Review of Wagner

Wagner (1983)
8/10
Richard Burton in his most magnificent role as a super scoundrel
22 May 2024
This monumental biopic is perfectly adapted to Wagner's own pretentiousness, vanity and abominable egoism - it is as interminable as his operas, it is about nine hours long which is a bit too much and too long for a film and actually double the length of Wagner's longest opera. It is beautifully made, there is a magnificent team of all the greatest contemporary actors, but what does all that help when the subject is so utterly revolting?
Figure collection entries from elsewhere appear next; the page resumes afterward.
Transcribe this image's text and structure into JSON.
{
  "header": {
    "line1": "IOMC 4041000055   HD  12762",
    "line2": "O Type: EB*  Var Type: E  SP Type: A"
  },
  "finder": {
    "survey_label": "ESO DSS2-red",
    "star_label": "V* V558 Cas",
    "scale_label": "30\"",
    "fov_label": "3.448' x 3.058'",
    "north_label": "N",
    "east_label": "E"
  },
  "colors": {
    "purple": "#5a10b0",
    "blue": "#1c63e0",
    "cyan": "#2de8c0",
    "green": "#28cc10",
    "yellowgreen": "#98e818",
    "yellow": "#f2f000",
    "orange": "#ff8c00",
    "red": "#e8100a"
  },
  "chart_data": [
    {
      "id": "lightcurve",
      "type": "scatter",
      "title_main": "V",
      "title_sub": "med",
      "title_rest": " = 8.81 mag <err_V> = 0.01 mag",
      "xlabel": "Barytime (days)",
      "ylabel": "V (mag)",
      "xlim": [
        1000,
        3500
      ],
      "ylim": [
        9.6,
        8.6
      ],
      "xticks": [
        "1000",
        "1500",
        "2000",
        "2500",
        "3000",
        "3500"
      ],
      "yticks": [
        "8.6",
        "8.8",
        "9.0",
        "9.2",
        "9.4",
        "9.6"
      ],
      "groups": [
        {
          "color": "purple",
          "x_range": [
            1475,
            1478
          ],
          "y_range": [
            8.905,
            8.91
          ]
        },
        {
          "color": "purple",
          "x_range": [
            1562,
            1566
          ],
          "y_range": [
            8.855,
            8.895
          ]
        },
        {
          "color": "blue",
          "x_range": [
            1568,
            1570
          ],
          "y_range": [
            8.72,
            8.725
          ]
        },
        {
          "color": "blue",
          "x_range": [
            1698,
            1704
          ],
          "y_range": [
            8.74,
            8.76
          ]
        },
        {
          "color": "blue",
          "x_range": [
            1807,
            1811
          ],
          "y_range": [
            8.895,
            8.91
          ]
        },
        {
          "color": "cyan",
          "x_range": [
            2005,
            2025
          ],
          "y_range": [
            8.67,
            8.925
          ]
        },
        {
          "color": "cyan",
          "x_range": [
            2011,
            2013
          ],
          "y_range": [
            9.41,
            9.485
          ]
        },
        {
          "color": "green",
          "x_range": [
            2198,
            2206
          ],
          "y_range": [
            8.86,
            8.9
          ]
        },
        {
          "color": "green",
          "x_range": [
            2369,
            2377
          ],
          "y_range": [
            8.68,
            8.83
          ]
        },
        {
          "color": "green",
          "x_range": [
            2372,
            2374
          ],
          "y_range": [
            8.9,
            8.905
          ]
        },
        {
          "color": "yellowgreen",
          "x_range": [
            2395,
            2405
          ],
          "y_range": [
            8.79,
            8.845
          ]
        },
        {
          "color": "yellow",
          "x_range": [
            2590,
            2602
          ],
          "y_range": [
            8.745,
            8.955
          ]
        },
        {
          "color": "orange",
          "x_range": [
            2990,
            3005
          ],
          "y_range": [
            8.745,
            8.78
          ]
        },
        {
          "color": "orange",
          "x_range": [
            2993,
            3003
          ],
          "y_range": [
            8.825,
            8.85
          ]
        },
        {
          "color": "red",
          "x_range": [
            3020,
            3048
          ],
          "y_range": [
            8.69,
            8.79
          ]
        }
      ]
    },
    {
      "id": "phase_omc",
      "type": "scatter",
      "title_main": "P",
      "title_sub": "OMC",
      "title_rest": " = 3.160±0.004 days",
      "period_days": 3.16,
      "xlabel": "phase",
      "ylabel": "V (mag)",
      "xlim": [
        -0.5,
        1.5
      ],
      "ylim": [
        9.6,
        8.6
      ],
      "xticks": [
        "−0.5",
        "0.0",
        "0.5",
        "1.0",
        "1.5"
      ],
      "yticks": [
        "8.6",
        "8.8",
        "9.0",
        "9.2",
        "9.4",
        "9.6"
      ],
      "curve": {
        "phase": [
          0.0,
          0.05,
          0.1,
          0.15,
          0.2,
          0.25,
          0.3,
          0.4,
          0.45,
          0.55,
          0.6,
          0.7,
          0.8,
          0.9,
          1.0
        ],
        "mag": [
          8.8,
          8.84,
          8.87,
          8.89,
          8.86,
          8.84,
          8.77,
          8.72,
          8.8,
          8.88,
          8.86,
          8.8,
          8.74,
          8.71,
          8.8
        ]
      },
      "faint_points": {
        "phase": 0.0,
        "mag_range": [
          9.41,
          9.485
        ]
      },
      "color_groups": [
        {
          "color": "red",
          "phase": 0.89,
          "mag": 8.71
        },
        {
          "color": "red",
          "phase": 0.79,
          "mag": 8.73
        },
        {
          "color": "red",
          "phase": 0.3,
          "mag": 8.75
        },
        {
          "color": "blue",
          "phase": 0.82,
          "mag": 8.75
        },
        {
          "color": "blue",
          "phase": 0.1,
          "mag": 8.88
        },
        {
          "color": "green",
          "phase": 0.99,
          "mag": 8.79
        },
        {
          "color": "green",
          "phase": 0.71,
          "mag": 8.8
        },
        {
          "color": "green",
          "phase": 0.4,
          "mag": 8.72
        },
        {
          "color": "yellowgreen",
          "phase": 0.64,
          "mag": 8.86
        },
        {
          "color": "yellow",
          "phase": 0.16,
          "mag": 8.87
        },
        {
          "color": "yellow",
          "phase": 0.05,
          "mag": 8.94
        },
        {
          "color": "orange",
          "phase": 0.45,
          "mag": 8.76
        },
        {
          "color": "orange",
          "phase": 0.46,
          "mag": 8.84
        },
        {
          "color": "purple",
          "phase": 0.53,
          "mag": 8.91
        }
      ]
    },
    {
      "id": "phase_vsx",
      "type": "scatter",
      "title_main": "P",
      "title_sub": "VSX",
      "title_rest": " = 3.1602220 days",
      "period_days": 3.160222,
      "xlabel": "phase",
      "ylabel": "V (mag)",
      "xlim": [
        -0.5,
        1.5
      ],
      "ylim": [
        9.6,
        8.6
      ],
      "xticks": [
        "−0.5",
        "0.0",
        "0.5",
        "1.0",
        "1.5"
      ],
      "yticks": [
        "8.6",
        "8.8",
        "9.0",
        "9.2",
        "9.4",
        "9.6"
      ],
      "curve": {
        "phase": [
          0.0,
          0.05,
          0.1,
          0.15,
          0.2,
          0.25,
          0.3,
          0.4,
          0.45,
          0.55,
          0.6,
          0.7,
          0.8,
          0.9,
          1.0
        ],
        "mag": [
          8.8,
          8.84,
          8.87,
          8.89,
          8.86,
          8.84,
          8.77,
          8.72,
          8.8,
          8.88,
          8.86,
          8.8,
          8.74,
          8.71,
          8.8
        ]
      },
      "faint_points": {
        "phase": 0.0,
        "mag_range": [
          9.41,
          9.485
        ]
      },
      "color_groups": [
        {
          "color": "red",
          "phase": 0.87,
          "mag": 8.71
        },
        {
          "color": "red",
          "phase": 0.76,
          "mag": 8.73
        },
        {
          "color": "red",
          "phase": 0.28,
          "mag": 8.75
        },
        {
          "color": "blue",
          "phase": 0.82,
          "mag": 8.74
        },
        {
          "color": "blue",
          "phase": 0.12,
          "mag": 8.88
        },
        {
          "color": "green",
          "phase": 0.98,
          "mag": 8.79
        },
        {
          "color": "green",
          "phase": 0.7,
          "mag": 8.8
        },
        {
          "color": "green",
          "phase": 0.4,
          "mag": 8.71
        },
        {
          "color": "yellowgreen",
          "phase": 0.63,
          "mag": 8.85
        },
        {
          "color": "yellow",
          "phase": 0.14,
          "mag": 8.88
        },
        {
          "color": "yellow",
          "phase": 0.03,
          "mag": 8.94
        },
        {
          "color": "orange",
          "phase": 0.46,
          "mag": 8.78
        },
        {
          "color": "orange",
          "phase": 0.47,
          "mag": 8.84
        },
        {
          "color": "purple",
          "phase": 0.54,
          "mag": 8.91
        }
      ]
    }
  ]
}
It is worth watching though for all those victims of Wagner, his wife, outrageously maltreated by him from the start, the king whom he ruined, his best friend Hans von Bülow whose wife he took for his own, and shame to say the biopic is rather one-sided to his favour while it omits many vital ingredients, like the anger of both Liszt and Bülow for his seduction of Bülow's wife, (Bülow actually wanted to challenge him to a deadly duel, which the film ignores,) and many other such details. Visconti's film "Ludwig" ten years earlier was more correct, and so was the Wagner film with Alan Badel "Magic Fire" (1956) which included Liszt's great anger and did not conceal the fact that Wagner was a most abominable character. This film is at least truthful enough to reveal his unbearable vanity. Fortunately there was also Verdi who was his opposite in everything, who actually admired Wagner but who Wagner despized and abused like everyone else.